Hochsensibilität

Hochsensibilität und Empathie sind, glaube ich, nicht immer ganz einfach voneinander zu trennen. Der übersichtskeithalber haben wir das jetzt trotzdem einmal gemacht. Heute versuchen wir also erst einmal die Hochsensibilität auseinander zu klamüsern und nächste Woche schauen wir uns dann das Thema Empathie näher an.

Was ist Hochsensibilität eigentlich?

Hochsensibilität ist weder eine klinische Diagnose, noch wird sie als Störung angesehen. Man könnte sie vll eher als Eigenschaft oder Persönlichkeitsmerkmal betrachten.

Hochsensible Menschen reagieren dabei viel stärker auf äußere, sensorische Einflüsse. Also d.h alles was über die Sinne wahrgenommen werden kann.

In gewisser Weiße ist sie da der Hypervigilanz recht ähnlich und wird daher auch oft mit ihr verwechselt oder über einen Haufen geworfen, da es bei beiden z.B schnell zu einer Reizüberflutung und Überlastung des Nervensystems kommen kann. Hochsensible Menschen nehmen äußere Reize ebenfalls sehr stark und in hohem Maße auf, weshalb sie sich in einer reizüberfluteten Umgebung nicht wohl fühlen und schnell „überladen“. Das ist bei der Hypervigilanz ähnlich, nur das die Reizüberflutung meist aus dem permanenten Abscannen der Umgebung und der ‚Hab-Acht‘ Stellung kommt, was das Nervensystem einfach irgendwann überreizt. Das permanente ‚Angespannt sein‘, die ständige Befürchtungs-, sowie Angsthaltung oder das schnelle Überkochen der Emotionen, sind also eher der Hypervigilanz zuzuordnen und kommen bei der Hochsensibilität nicht zwangsläufig vor.

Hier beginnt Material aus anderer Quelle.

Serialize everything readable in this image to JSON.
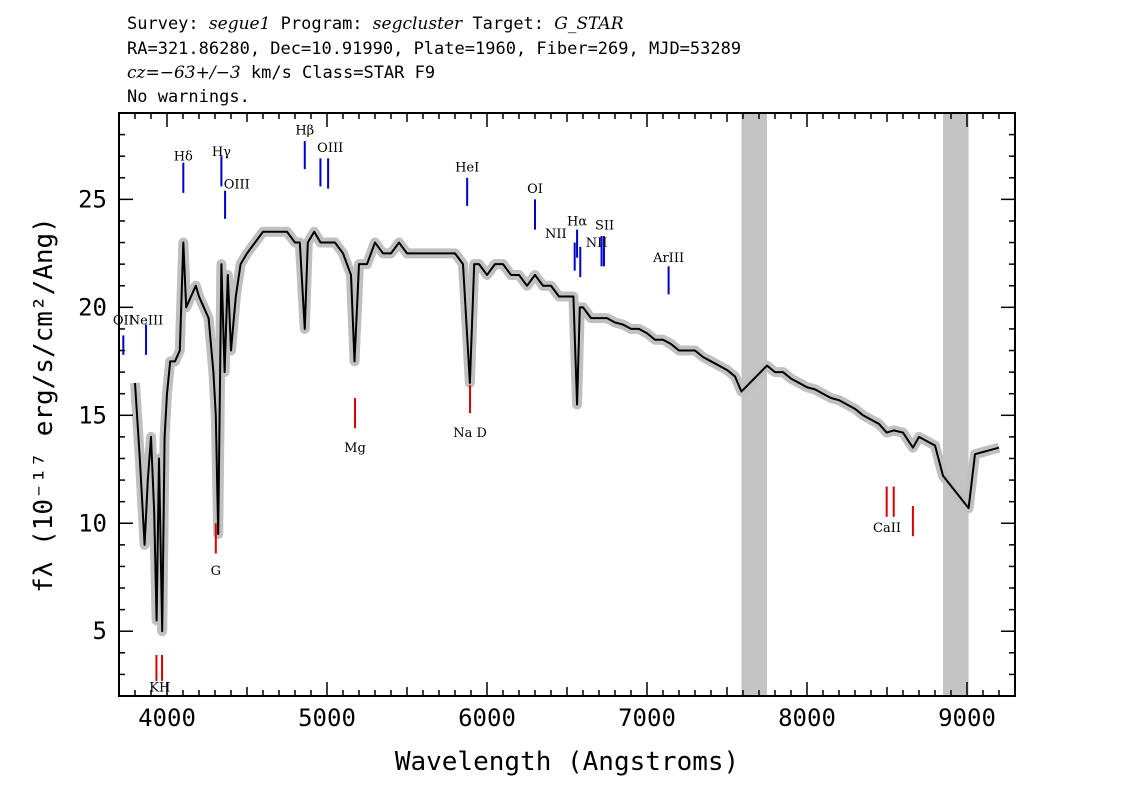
{
  "header": {
    "line1": {
      "survey_label": "Survey:",
      "survey": "segue1",
      "program_label": "Program:",
      "program": "segcluster",
      "target_label": "Target:",
      "target": "G_STAR"
    },
    "line2": "RA=321.86280, Dec=10.91990, Plate=1960, Fiber=269, MJD=53289",
    "line3": {
      "cz_label": "cz",
      "cz_value": "=−63+/−3",
      "rest": " km/s Class=STAR F9"
    },
    "line4": "No warnings."
  },
  "chart_data": {
    "type": "line",
    "xlabel": "Wavelength (Angstroms)",
    "ylabel": "fλ (10⁻¹⁷ erg/s/cm²/Ang)",
    "xlim": [
      3700,
      9300
    ],
    "ylim": [
      2,
      29
    ],
    "x_ticks": [
      4000,
      5000,
      6000,
      7000,
      8000,
      9000
    ],
    "y_ticks": [
      5,
      10,
      15,
      20,
      25
    ],
    "grid": false,
    "colors": {
      "spectrum": "#000000",
      "error_band": "#c0c0c0",
      "masked_region": "#c4c4c4",
      "emission_marker": "#0000cc",
      "absorption_marker": "#dd0000"
    },
    "masked_regions": [
      [
        7590,
        7750
      ],
      [
        8850,
        9010
      ]
    ],
    "series": [
      {
        "x": [
          3800,
          3830,
          3860,
          3880,
          3900,
          3920,
          3935,
          3950,
          3970,
          3985,
          4000,
          4020,
          4050,
          4080,
          4102,
          4120,
          4150,
          4180,
          4200,
          4230,
          4260,
          4290,
          4305,
          4320,
          4340,
          4360,
          4380,
          4400,
          4430,
          4460,
          4500,
          4550,
          4600,
          4650,
          4700,
          4750,
          4800,
          4830,
          4861,
          4880,
          4920,
          4960,
          5000,
          5050,
          5100,
          5150,
          5172,
          5200,
          5250,
          5300,
          5350,
          5400,
          5450,
          5500,
          5550,
          5577,
          5600,
          5650,
          5700,
          5750,
          5800,
          5850,
          5893,
          5920,
          5950,
          6000,
          6050,
          6100,
          6150,
          6200,
          6250,
          6300,
          6350,
          6400,
          6450,
          6500,
          6540,
          6563,
          6580,
          6600,
          6650,
          6700,
          6750,
          6800,
          6850,
          6900,
          6950,
          7000,
          7050,
          7100,
          7150,
          7200,
          7250,
          7300,
          7350,
          7400,
          7450,
          7500,
          7550,
          7590,
          7750,
          7800,
          7850,
          7900,
          7950,
          8000,
          8050,
          8100,
          8150,
          8200,
          8250,
          8300,
          8350,
          8400,
          8450,
          8498,
          8542,
          8600,
          8662,
          8700,
          8750,
          8800,
          8850,
          9010,
          9050,
          9100,
          9150,
          9200
        ],
        "y": [
          16.5,
          13,
          9,
          12,
          14,
          10.5,
          5.5,
          13,
          5,
          14,
          16,
          17.5,
          17.5,
          18,
          23,
          20,
          20.5,
          21,
          20.5,
          20,
          19.5,
          17,
          15,
          9.5,
          22,
          17,
          21.5,
          18,
          20.5,
          22,
          22.5,
          23,
          23.5,
          23.5,
          23.5,
          23.5,
          23,
          23,
          19,
          23,
          23.5,
          23,
          23,
          23,
          22.5,
          21.5,
          17.5,
          22,
          22,
          23,
          22.5,
          22.5,
          23,
          22.5,
          22.5,
          22.5,
          22.5,
          22.5,
          22.5,
          22.5,
          22.5,
          22,
          16.5,
          22,
          22,
          21.5,
          22,
          22,
          21.5,
          21.5,
          21,
          21.5,
          21,
          21,
          20.5,
          20.5,
          20.5,
          15.5,
          20,
          20,
          19.5,
          19.5,
          19.5,
          19.3,
          19.2,
          19,
          19,
          18.8,
          18.5,
          18.5,
          18.3,
          18,
          18,
          18,
          17.7,
          17.5,
          17.3,
          17.1,
          16.8,
          16.1,
          17.3,
          17,
          17,
          16.7,
          16.5,
          16.3,
          16.2,
          16,
          15.8,
          15.7,
          15.5,
          15.3,
          15,
          14.8,
          14.6,
          14.2,
          14.3,
          14.2,
          13.5,
          14,
          13.8,
          13.6,
          12.2,
          10.7,
          13.2,
          13.3,
          13.4,
          13.5
        ]
      }
    ],
    "line_markers": [
      {
        "label": "OII",
        "x": 3727,
        "y1": 17.8,
        "y2": 18.7,
        "color": "#0000cc"
      },
      {
        "label": "NeIII",
        "x": 3869,
        "y1": 17.8,
        "y2": 19.2,
        "color": "#0000cc"
      },
      {
        "label": "Hδ",
        "x": 4102,
        "y1": 25.3,
        "y2": 26.7,
        "color": "#0000cc"
      },
      {
        "label": "Hγ",
        "x": 4340,
        "y1": 25.6,
        "y2": 27.0,
        "color": "#0000cc"
      },
      {
        "label": "OIII",
        "x": 4363,
        "y1": 24.1,
        "y2": 25.4,
        "color": "#0000cc"
      },
      {
        "label": "Hβ",
        "x": 4861,
        "y1": 26.4,
        "y2": 27.7,
        "color": "#0000cc"
      },
      {
        "label": "OIII",
        "x": 4959,
        "y1": 25.6,
        "y2": 26.9,
        "color": "#0000cc"
      },
      {
        "label": "OIII",
        "x": 5007,
        "y1": 25.5,
        "y2": 26.9,
        "color": "#0000cc"
      },
      {
        "label": "HeI",
        "x": 5876,
        "y1": 24.7,
        "y2": 26.0,
        "color": "#0000cc"
      },
      {
        "label": "OI",
        "x": 6300,
        "y1": 23.6,
        "y2": 25.0,
        "color": "#0000cc"
      },
      {
        "label": "NII",
        "x": 6548,
        "y1": 21.7,
        "y2": 23.0,
        "color": "#0000cc"
      },
      {
        "label": "Hα",
        "x": 6563,
        "y1": 22.3,
        "y2": 23.6,
        "color": "#0000cc"
      },
      {
        "label": "NII",
        "x": 6583,
        "y1": 21.4,
        "y2": 22.8,
        "color": "#0000cc"
      },
      {
        "label": "SII",
        "x": 6716,
        "y1": 21.9,
        "y2": 23.3,
        "color": "#0000cc"
      },
      {
        "label": "SII",
        "x": 6731,
        "y1": 21.9,
        "y2": 23.3,
        "color": "#0000cc"
      },
      {
        "label": "ArIII",
        "x": 7135,
        "y1": 20.6,
        "y2": 21.9,
        "color": "#0000cc"
      },
      {
        "label": "K",
        "x": 3934,
        "y1": 2.7,
        "y2": 3.9,
        "color": "#dd0000"
      },
      {
        "label": "H",
        "x": 3969,
        "y1": 2.7,
        "y2": 3.9,
        "color": "#dd0000"
      },
      {
        "label": "G",
        "x": 4305,
        "y1": 8.6,
        "y2": 10.0,
        "color": "#dd0000"
      },
      {
        "label": "Mg",
        "x": 5175,
        "y1": 14.4,
        "y2": 15.8,
        "color": "#dd0000"
      },
      {
        "label": "Na",
        "x": 5894,
        "y1": 15.1,
        "y2": 16.4,
        "color": "#dd0000"
      },
      {
        "label": "CaII",
        "x": 8498,
        "y1": 10.3,
        "y2": 11.7,
        "color": "#dd0000"
      },
      {
        "label": "CaII",
        "x": 8542,
        "y1": 10.3,
        "y2": 11.7,
        "color": "#dd0000"
      },
      {
        "label": "CaII",
        "x": 8662,
        "y1": 9.4,
        "y2": 10.8,
        "color": "#dd0000"
      }
    ],
    "line_labels": [
      {
        "text": "OII",
        "x": 3727,
        "y": 19.2
      },
      {
        "text": "NeIII",
        "x": 3869,
        "y": 19.2
      },
      {
        "text": "Hδ",
        "x": 4102,
        "y": 26.8
      },
      {
        "text": "Hγ",
        "x": 4340,
        "y": 27.0
      },
      {
        "text": "OIII",
        "x": 4436,
        "y": 25.5
      },
      {
        "text": "Hβ",
        "x": 4861,
        "y": 28.0
      },
      {
        "text": "OIII",
        "x": 5020,
        "y": 27.2
      },
      {
        "text": "HeI",
        "x": 5876,
        "y": 26.3
      },
      {
        "text": "OI",
        "x": 6300,
        "y": 25.3
      },
      {
        "text": "NII",
        "x": 6430,
        "y": 23.2
      },
      {
        "text": "Hα",
        "x": 6563,
        "y": 23.8
      },
      {
        "text": "SII",
        "x": 6735,
        "y": 23.6
      },
      {
        "text": "NII",
        "x": 6685,
        "y": 22.8
      },
      {
        "text": "ArIII",
        "x": 7135,
        "y": 22.1
      },
      {
        "text": "KH",
        "x": 3955,
        "y": 2.2
      },
      {
        "text": "G",
        "x": 4305,
        "y": 7.6
      },
      {
        "text": "Mg",
        "x": 5175,
        "y": 13.3
      },
      {
        "text": "Na D",
        "x": 5894,
        "y": 14.0
      },
      {
        "text": "CaII",
        "x": 8500,
        "y": 9.6
      }
    ]
  }
}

Weiter liegt ein wichtiger Unterschied darin, dass die Hypervigilanz durch Trauma entsteht, wo hingegen jedoch die Hochsensibilität bereits angeboren sein und auch ohne Trauma existieren kann. Beides kann aber selbstverständlich auch gleichzeitig vorhanden sein.

Arten der Hochsensibilität

Ich persönlich weiß nicht, ob man das immer so genau einteilen muss. Manchen jedoch hilft es zu wissen, was genau wie mit ihnen los ist. Daher gehen wir auf die möglichen Unterschiede trotzdem einmal näher ein. Die meisten Hochsensiblen finden sich übrigens in mehreren Gruppen wieder. Bei wem nur eine zutrifft, der ist wahrscheinlich nicht hochsensibel.

Sensorische Hochsensibilität

Betroffen sind dabei meist nur 1-3 Sinnesorgane. Es können im Ausnahmefall aber auch alle betroffen sein. Zudem können die Ausprägungen (von – bis) auch total unterschiedlich auftreten.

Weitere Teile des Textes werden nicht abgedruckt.